Nachwuchs, Rente, Hausbau, und heute mehr als gestern, auf allen Gebieten. Sehr gut auswendig gelernt, die Herren. Sinn? Los!

Ist es Kapital-Oligarchie oder…

…Demokratie 1. Garnitur?

Da heißt es immer, Deutschland exportiert zuviel. Das stimmt doch gar nicht. Wir importieren massenweise Pharmaprodukte, die am Produktionsort multiresistente Supererreger erzeugen, Handy-Rohstoffe, für deren Förderung afrikanische Familien in Minen verrecken, Klamotten aus Kinderhänden, fossile Brennstoffe, Atomstrom, Umwelt-Punkte und vieles mehr, um die Welt durch unseren Konsum zu befrieden. Dann werden wir noch ausgeschimpft, dass wir gerechnet auf die Anzahl der hier lebenden Menschen wesentlich mehr vebrauchen als die weitaus größere Anzahl an Menschen in weniger ersten Welten, die mit einem Bruchteil der Ressourcen zurechtkommen müssen. Das ist ganz klar Import-Überschuß, und zwar (nur) vom Feinsten!

Was sollen wir denn noch tun gegen die Vorurteile, wir bereicherten uns auf Kosten unserer ausländischen Mitmenschen und unterdrückten den Rest der Welt?

Würden alle es so machen wie die Bayern, wären alle Menschen christlich, sozial und demokratisch! Kapital-Oligarchie heißt schließlich, dass es verdammt gut riecht! Aber dazu fehlt auswärtigen Nichtbayern wohl die notwendige lateinische Vorbildung…

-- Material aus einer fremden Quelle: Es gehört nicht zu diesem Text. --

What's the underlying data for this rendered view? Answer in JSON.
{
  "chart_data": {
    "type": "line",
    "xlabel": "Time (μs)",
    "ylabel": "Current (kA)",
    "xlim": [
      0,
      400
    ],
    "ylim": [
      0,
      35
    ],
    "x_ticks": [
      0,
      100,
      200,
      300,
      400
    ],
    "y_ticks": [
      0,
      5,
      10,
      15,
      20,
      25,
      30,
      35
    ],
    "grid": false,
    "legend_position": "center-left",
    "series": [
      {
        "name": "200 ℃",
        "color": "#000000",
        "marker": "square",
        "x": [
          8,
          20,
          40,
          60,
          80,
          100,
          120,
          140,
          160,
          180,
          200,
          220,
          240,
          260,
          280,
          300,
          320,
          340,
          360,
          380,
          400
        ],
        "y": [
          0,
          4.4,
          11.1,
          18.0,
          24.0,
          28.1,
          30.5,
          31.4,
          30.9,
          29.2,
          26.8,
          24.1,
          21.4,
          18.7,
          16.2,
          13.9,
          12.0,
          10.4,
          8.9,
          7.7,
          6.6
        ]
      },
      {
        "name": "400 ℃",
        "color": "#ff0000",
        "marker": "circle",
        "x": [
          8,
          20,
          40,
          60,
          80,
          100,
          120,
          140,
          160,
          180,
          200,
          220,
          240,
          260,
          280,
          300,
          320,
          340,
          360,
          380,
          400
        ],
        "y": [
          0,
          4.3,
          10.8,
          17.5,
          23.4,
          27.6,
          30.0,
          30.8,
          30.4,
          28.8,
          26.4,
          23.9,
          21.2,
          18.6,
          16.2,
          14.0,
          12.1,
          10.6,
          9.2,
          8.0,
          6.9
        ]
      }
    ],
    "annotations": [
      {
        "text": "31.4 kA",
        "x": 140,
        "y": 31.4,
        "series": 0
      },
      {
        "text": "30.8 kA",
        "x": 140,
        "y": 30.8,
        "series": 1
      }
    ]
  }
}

…wer viel lernt, der muss viel leiden.

»Ich […] richtete mein Herz zu suchen und zu forschen weislich alles, was man unter dem Himmel tut. […] Ich sah an alles Tun, das unter der Sonne geschieht; und siehe, es war alles eitel und Haschen nach dem Wind. Krumm kann nicht schlicht werden noch, was fehlt, gezählt werden.

[…] Ich bin herrlich geworden und habe mehr Weisheit denn alle, die vor mir gewesen sind […] und mein Herz hat viel gelernt und erfahren. Und richtete auch mein Herz darauf, daß ich erkennte Weisheit und erkennte Tollheit und Torheit. Ich ward aber gewahr, daß solches auch Mühe um Wind ist.

Denn wo viel Weisheit ist, da ist viel Grämens; und wer viel lernt, der muß viel leiden.«

(Lutherbibel 1912, Prediger 1.12-1.18)

Soziale Politik…

…kann in einer Debatte niemals Rendite als Argument zählen lassen und schon gar nicht anwenden. Rentabilität dient dem Menschen, ist aber nicht mit Rendite zu verwechseln, die ausschließlich dem Kapital dient.

Es wird gerne angeführt, dass es ohne Anreize keine wirtschaftliche Entwicklung gäbe, keine Verbesserungen, keine als Fortschritt bezeichnete Manifestation von subjektivem Wunschdenken. Dabei werden als übergeordnetes Tauschmittel bedruckte Scheine, gepresste Münzen und verschlüsselte Zahlen in verschiedenen Computersystemen als Anreiz für das Volk gesehen. Nur damit soll der Mensch konsumieren können – die Grundstückssteuer in Getreide auszuzahlen ist nicht erlaubt.

Dagegen wehrt sich der menschliche Geist und versucht, seine Wehrlosigkeit mit Mitteln dieses gegebenen Systems zu verdrängen.